Una muerte evitable
ANTE LA muerte, ocurrida ayer, del recluso de los Grupos de Resistencia Antifascista Primero de Octubre (GRAPO) José Manuel Sevillano no se sabe qué deplorar más, si la determinación fanática hasta la inmolación del fallecido -en todo caso respetable- o la impotencia de quienes a su alrededor no han podido o querido evitar su consumación. Este trágico colofón a la huelga de hambre en protesta contra la política de dispersión de los reclusos del grupo terrorista al que pertenecía no puede dejar de suscitar, por más que fuera previsible y estuviera incluso aceptado de antemano, profundos interrogantes sobre las circunstancias que lo han propiciado.No sólo porque el protagonista y víctima de la huelga es una persona que estaba confiada al cuidado de una institución estatal, sino también porque el fatal desenlace pone de manifiesto el fracaso en la búsqueda de vías de entendimiento para encauzar el conflicto que origina el suceso. Aspectos que exigen una larga. reflexión de todos aquellos que están capacitados para encontrar otras soluciones que las de la muerte. Una reflexión que deviene inevitable, pese al obvio reconocimiento de peligro mortal asumido por quienes deciden dejar de comer como forma extrema de protesta. En este asunto buscar soluciones es más dificil, pero más inteligente, que buscar culpables.
Tras el fallecimiento de José Manuel Sevillano, la polémica sobre si ha de prevalecer el deber del Estado de alimentar a los huelguistas de hambre aun en contra de su voluntad o el derecho de éstos a no recibir alimentos, ha quedado desfasada. El debate sólo tenía sentido si, frente a la voluntad de autodestrucción de los huelguistas de hambre en aras de sus reivindicaciones, el Estado hubiera podido garantizar de manera efectiva su vida. Pero visto que esto no es viable, la cuestión que se plantea ahora es saber si, ante la imposibilidad de evitar su muerte -objetivo con el que se justifica el acto de alimentarles contra su voluntad-, el conflicto se mantiene en los mismos términos o procede reconsiderarlo a la luz de la nueva situación. Dicho con otras palabras: si la muerte de los huelguistas de hambre es argumento que deba o no ser tenido en cuenta ante la hipótesis de un nuevo enfoque de la política penitenciaria de dispersión que les afecta.

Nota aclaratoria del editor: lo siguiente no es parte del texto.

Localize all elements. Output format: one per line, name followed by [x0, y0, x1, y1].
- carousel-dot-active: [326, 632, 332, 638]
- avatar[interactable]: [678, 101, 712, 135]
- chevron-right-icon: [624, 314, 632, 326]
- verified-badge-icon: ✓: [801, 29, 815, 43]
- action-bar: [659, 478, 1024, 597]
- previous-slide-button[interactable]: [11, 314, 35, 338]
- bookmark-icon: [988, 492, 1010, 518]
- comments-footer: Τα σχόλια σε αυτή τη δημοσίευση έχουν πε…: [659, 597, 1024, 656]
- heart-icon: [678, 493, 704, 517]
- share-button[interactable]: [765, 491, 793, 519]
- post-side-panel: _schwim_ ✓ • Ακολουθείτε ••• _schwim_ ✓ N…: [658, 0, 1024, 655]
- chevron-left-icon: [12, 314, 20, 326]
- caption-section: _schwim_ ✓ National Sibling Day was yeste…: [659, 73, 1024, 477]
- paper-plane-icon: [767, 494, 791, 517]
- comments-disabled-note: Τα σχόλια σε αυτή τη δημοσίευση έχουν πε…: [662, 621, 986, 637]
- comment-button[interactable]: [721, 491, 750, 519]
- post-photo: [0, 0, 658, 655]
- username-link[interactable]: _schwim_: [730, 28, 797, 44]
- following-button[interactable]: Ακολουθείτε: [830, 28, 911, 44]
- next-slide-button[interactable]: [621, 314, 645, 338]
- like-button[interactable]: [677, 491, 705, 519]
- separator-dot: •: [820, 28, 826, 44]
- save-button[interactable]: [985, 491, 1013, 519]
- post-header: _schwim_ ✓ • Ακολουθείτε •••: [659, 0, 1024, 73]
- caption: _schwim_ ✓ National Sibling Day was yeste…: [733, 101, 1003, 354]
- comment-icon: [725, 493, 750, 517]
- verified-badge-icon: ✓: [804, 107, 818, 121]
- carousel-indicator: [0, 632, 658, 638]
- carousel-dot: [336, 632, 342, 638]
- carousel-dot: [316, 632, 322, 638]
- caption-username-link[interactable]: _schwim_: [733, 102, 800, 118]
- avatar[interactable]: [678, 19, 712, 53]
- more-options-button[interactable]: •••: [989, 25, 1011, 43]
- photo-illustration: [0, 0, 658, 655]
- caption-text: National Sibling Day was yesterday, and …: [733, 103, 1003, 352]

Esta política, al igual que la de la concentración carcelarla seguida en épocas pasadas, ni atenta contra los derechos humanos ni supone un aumento de la pena impuesta por los tribunales. Por ello la huelga de hambre de este colectivo de reclusos, además de desproporcionada, es injustificada y sólo explicable por la pérdida del sentido de la realidad y el clima de coacción que se generan en el interior de organizaciones tan endogámicas como los GRAPO. Sin embargo, es concebible que la política de dispersión penitenciaria sea llevada a la práctica con un rigor innecesario o de forma que no se tengan suficientemente en cuenta algunos de los derechos de los reclusos. Por ejemplo, el de comunicar libremente con sus abogados o el de recibir las visitas reglamentarlas de sus familiares y amigos, derechos cuyo respeto es obligado por más que sus beneficiarlos sean miembros de una organización terrorista que se ha caracterizado por sus execrables crímenes desestabilizadores.

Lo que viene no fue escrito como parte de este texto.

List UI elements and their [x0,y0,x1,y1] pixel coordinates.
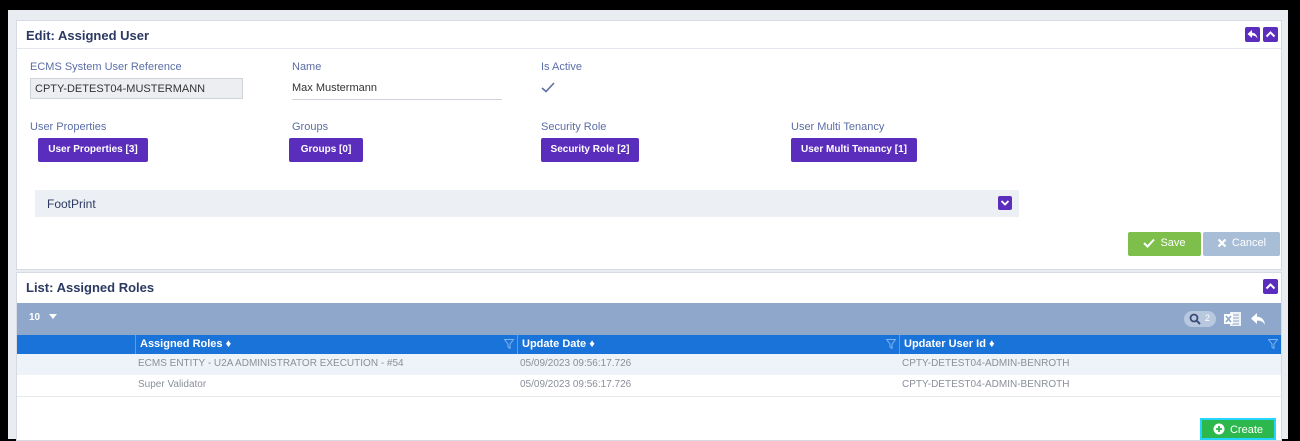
is-active-checkmark-icon[interactable] [541,82,555,93]
list-assigned-roles-panel: List: Assigned Roles 10 2 Assigned Roles… [16,272,1282,441]
cell-assigned-role: ECMS ENTITY - U2A ADMINISTRATOR EXECUTIO… [138,358,404,369]
check-icon [1143,238,1156,248]
filter-icon[interactable] [1268,339,1278,349]
cancel-label: Cancel [1231,237,1267,249]
close-icon [1217,238,1227,248]
filter-icon[interactable] [504,339,514,349]
collapse-list-panel-button[interactable] [1263,279,1278,294]
filter-icon[interactable] [886,339,896,349]
search-count: 2 [1205,313,1211,323]
caret-down-icon [48,314,57,319]
ecms-ref-value: CPTY-DETEST04-MUSTERMANN [35,83,206,95]
search-button[interactable]: 2 [1184,311,1216,327]
edit-panel-title: Edit: Assigned User [26,28,150,43]
column-header-updater-user-id[interactable]: Updater User Id ♦ [899,335,1281,354]
table-row[interactable]: Super Validator 05/09/2023 09:56:17.726 … [17,375,1281,397]
user-multi-tenancy-label: User Multi Tenancy [791,121,885,133]
save-label: Save [1160,237,1186,249]
security-role-button[interactable]: Security Role [2] [541,138,639,162]
security-role-label: Security Role [541,121,607,133]
list-panel-title: List: Assigned Roles [26,280,155,295]
cell-updater-user-id: CPTY-DETEST04-ADMIN-BENROTH [902,379,1070,390]
table-row[interactable]: ECMS ENTITY - U2A ADMINISTRATOR EXECUTIO… [17,354,1281,376]
column-header-label: Updater User Id ♦ [904,338,995,350]
name-label: Name [292,61,322,73]
back-button[interactable] [1245,27,1260,42]
app-frame: Edit: Assigned User ECMS System User Ref… [8,10,1288,441]
grid-header: Assigned Roles ♦ Update Date ♦ Updater U… [17,335,1281,354]
chevron-up-icon [1265,31,1276,38]
footprint-expand-button[interactable] [998,196,1012,210]
column-header-label: Update Date ♦ [522,338,595,350]
edit-assigned-user-panel: Edit: Assigned User ECMS System User Ref… [16,20,1282,270]
user-properties-label: User Properties [30,121,107,133]
page-size-select[interactable]: 10 [29,312,57,323]
groups-label: Groups [292,121,329,133]
plus-circle-icon [1213,423,1225,435]
reply-arrow-icon[interactable] [1250,312,1266,326]
reply-arrow-icon [1247,30,1258,39]
cell-update-date: 05/09/2023 09:56:17.726 [520,358,632,369]
user-properties-button[interactable]: User Properties [3] [38,138,148,162]
column-header-update-date[interactable]: Update Date ♦ [517,335,899,354]
cell-update-date: 05/09/2023 09:56:17.726 [520,379,632,390]
ecms-ref-field: CPTY-DETEST04-MUSTERMANN [30,78,243,99]
search-icon [1189,313,1201,325]
groups-button[interactable]: Groups [0] [289,138,363,162]
footprint-section[interactable]: FootPrint [35,190,1019,217]
chevron-down-icon [1000,200,1010,206]
user-multi-tenancy-button[interactable]: User Multi Tenancy [1] [791,138,917,162]
footprint-label: FootPrint [47,197,96,211]
cell-assigned-role: Super Validator [138,379,207,390]
cancel-button[interactable]: Cancel [1203,232,1280,256]
name-value: Max Mustermann [292,82,377,94]
chevron-up-icon [1265,283,1276,290]
cell-updater-user-id: CPTY-DETEST04-ADMIN-BENROTH [902,358,1070,369]
title-divider [17,48,1281,49]
ecms-ref-label: ECMS System User Reference [30,61,182,73]
grid-toolbar: 10 2 [17,303,1281,335]
excel-export-icon[interactable] [1224,311,1242,327]
column-header-label: Assigned Roles ♦ [140,338,232,350]
name-field[interactable]: Max Mustermann [292,82,502,100]
create-button[interactable]: Create [1200,418,1276,440]
page-size-value: 10 [29,312,41,323]
is-active-label: Is Active [541,61,582,73]
column-header-assigned-roles[interactable]: Assigned Roles ♦ [135,335,517,354]
save-button[interactable]: Save [1128,232,1201,256]
create-label: Create [1229,424,1264,436]
collapse-edit-panel-button[interactable] [1263,27,1278,42]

Es en este ámbito en donde puede haber un margen para enfoques inéditos del problema y para la adopción de actitudes más flexibles. No sólo porque una política penitenciaria que se precie de tal, y sea cual sea la forma que adopte, debe respetar por principio los derechos de los reclusos, sino porque la limitación o conculcación de alguno de ellos puede servir de pretexto para acciones como la huelga de hambre. Ni el Gobierno, ni la sociedad, ni la administración penitenciaria, ni los familiares y personas cercanas a los huelguistas de hambre, ni las instituciones humanitarias preocupadas por la situación pueden permanecer impávidos ante el riesgo probable de que otras muertes absurdas vengan a añadirse a la de José Manuel Sevillano.